Monday, January 02, 2023

DL Review - Ivo Perelman - Reed Rapture In Brooklyn, Part 3 - With David Murray

Yes, I know it's upside down. 
This way you won't see the same exact image 12 times


Ivo Perelman
Reed Rapture In Brooklyn

Part Three - With David Murray

The combination of Ivo Perelman and David Murray feels like one of the most anticipated sections of this 12-duet set. Murray has really made a career out of never staying in the same musical place for too long. He is just as likely to play in a more traditional setting - tearing it up in the process - as he is playing in a freer situation, having worked with trios, octets, big bands, not to forget an organ quartet, the Gwo Ka Masters and the World Saxophone Quartet. 

Murray is also a master improvisor who can pile on chorus after chorus, building each time from what he has already played. Years before saxophonist James Brandon Lewis came up with his Molecular Systematic Music idea, I sat transfixed at a David Murray show, imagining the path of his solo looking like one of those DNA models that twists around as it moves upward. The base of it always connected but it evolved at it stretched up. Too bad Lewis went public with his idea first. The only people who ever heard my theory were friends at the bar. Though it was funny to hear one friend, who understood what I implied, suggesting that you could direct your bandmates's solos by yelling, "Use the DNA approach."

Anyway, the idea of Murray getting together for a purely spontaneous meeting with this Brazilian raconteur feels intriguing, with myriad possibilities.

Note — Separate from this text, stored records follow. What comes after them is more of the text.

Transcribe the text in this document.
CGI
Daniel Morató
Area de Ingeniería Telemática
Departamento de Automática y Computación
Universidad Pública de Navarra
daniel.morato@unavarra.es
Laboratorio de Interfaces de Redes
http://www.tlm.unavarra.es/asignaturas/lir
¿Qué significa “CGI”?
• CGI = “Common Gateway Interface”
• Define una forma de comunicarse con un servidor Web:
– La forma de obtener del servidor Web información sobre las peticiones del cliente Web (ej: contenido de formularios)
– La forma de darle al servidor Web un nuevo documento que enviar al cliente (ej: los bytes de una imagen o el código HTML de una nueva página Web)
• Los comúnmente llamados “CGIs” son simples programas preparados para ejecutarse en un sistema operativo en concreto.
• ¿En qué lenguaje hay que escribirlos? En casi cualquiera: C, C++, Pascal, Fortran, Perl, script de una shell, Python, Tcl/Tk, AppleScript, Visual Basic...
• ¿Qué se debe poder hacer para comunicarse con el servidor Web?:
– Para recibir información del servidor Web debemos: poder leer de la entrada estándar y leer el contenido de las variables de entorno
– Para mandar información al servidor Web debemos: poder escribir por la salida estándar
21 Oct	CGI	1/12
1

For openers, Murray throws a curveball. He left his tenor saxophone in the case, or at home, and plays nothing but bass clarinet during his ten improvisations with Perelman. This proves to be a positive though, due to Murray's skill on the instrument. Along with his harmonic chops, his slap-tonguing technique makes it double as a percussive instrument, virtually making him alternating parts of a rhythm section, in addition to harmony. Sometimes he approximates a bass marimba, which gingerly switches between the role of an accompanist to Perelman's relatively grounded improvisation and a leader, bouncing ideas off the accompanying tenor.

Things get playful in "3," where Murray sticks closely to an arpeggio melody, with Perelman adding color as it moves forward, making it proceed like a soundtrack piece to a suspenseful scene. When Murray launches "4" with a guttural wail, Perelman takes that cue to slide off and back on to the rails, having stayed rather calm until then. "5" builds off a groovy, descending blues riff from Murray (which, to be really obscure, also resembles the David Bowie instrumental "Sense of Doubt"). Of course, before they're done, they both take turns hitting the upper register from some shrieks of joie de vivre. 

Hopefully, this won't be the only documented meeting of these two masters.